In how many ways can 4 prizes each having 1st,2nd and 3rd positions be given to three boys, if each boy is eligible to receive one prize for each event?
A). $^{12}{P_3}$
B). ${6^4}$
C). ${4^3}$
D). ${4^6}$

Answer 1

In the given question, we have been given that there are some given number of items. We have to make some given number of choices for the given items. To do that, we use the formula of factorial for distributing some $n$ things among $m$ people with replacement.
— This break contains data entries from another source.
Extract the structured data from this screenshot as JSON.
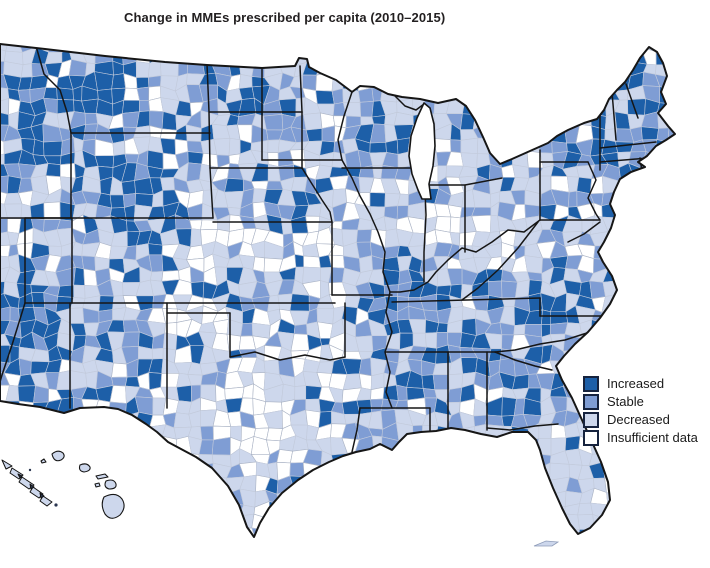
{
  "title": "Change in MMEs prescribed per capita (2010–2015)",
  "legend": {
    "items": [
      {
        "label": "Increased",
        "color": "#1d5fa8"
      },
      {
        "label": "Stable",
        "color": "#7f9dd4"
      },
      {
        "label": "Decreased",
        "color": "#cdd7ec"
      },
      {
        "label": "Insufficient data",
        "color": "#ffffff"
      }
    ],
    "swatch_border": "#16233e"
  },
  "map": {
    "kind": "us-county-choropleth",
    "regions_shown": "Contiguous United States (west coast cropped), Hawaii, Aleutian Islands",
    "colors": {
      "increased": "#1d5fa8",
      "stable": "#7f9dd4",
      "decreased": "#cdd7ec",
      "insufficient": "#ffffff",
      "state_border": "#161616",
      "county_border": "#aab6cc",
      "background": "#ffffff"
    }
  }
}
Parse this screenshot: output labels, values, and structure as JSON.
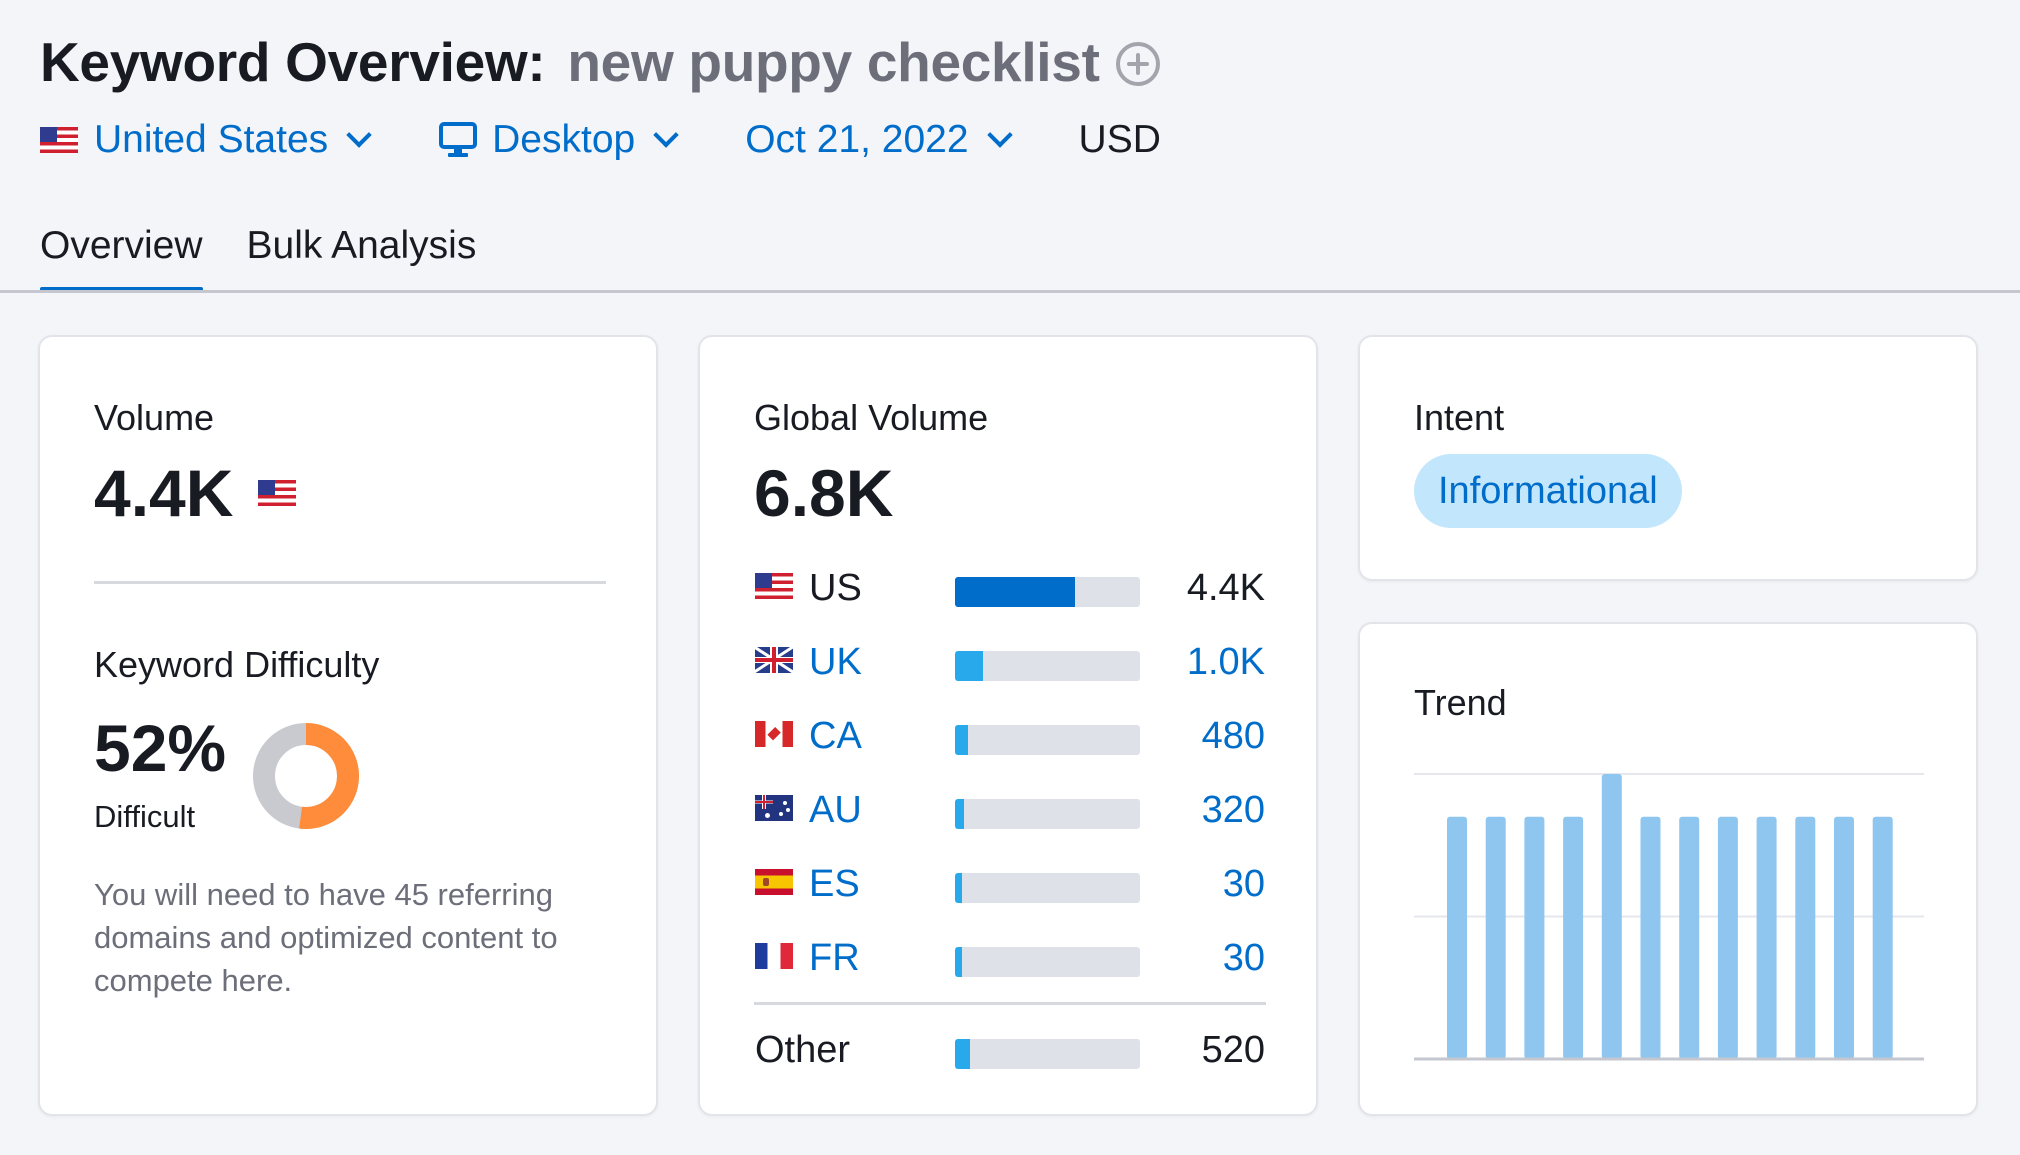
{
  "header": {
    "title": "Keyword Overview:",
    "keyword": "new puppy checklist"
  },
  "filters": {
    "country": "United States",
    "device": "Desktop",
    "date": "Oct 21, 2022",
    "currency": "USD"
  },
  "tabs": [
    {
      "label": "Overview",
      "active": true
    },
    {
      "label": "Bulk Analysis",
      "active": false
    }
  ],
  "volume_card": {
    "label": "Volume",
    "value": "4.4K"
  },
  "kd_card": {
    "label": "Keyword Difficulty",
    "value": "52%",
    "percent": 52,
    "level": "Difficult",
    "description": "You will need to have 45 referring domains and optimized content to compete here.",
    "colors": {
      "fill": "#ff8c3a",
      "track": "#c8cad0"
    }
  },
  "global_card": {
    "label": "Global Volume",
    "value": "6.8K",
    "countries": [
      {
        "code": "US",
        "value": "4.4K",
        "share": 0.65,
        "flag": "flag-us"
      },
      {
        "code": "UK",
        "value": "1.0K",
        "share": 0.15,
        "flag": "flag-uk"
      },
      {
        "code": "CA",
        "value": "480",
        "share": 0.07,
        "flag": "flag-ca"
      },
      {
        "code": "AU",
        "value": "320",
        "share": 0.05,
        "flag": "flag-au"
      },
      {
        "code": "ES",
        "value": "30",
        "share": 0.04,
        "flag": "flag-es"
      },
      {
        "code": "FR",
        "value": "30",
        "share": 0.04,
        "flag": "flag-fr"
      }
    ],
    "other": {
      "label": "Other",
      "value": "520",
      "share": 0.08
    }
  },
  "intent_card": {
    "label": "Intent",
    "badge": "Informational"
  },
  "trend_card": {
    "label": "Trend",
    "chart_data": {
      "type": "bar",
      "values": [
        0.85,
        0.85,
        0.85,
        0.85,
        1.0,
        0.85,
        0.85,
        0.85,
        0.85,
        0.85,
        0.85,
        0.85
      ],
      "ylim": [
        0,
        1.0
      ],
      "grid": true,
      "color": "#8ec6ef"
    }
  },
  "colors": {
    "accent": "#006dca",
    "light_accent": "#27a9ec",
    "badge_bg": "#c2e6fb"
  }
}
Then we take the number of cases and raise it to the power of the factorial calculated.

Formula used:
We have to calculate the value of the possibilities using the formula of factorial,
$n! = n \times \left( {n - 1} \right) \times \left( {n - 2} \right) \times ... \times 2 \times 1$

Complete step by step solution:
We have to give the prizes to $3$ boys.
For each prize, there are three positions, hence, the number of ways of arranging $3$ things at $3$ positions is:
$3! = 3 \times 2 \times 1 = 6$
Now, there are $4$ prizes, thus the total number of ways is:
${6^4} = 1296$
Hence, the correct option is B.

Note: In the given question, we had to calculate the number of ways of giving an entity to some given number of other entities, with replacement. We did that by using the formula of factorial and then raising the latter entity to the power of factorial. We just need to remember all the formulae and know their basic meaning about when one is used and when the other is used.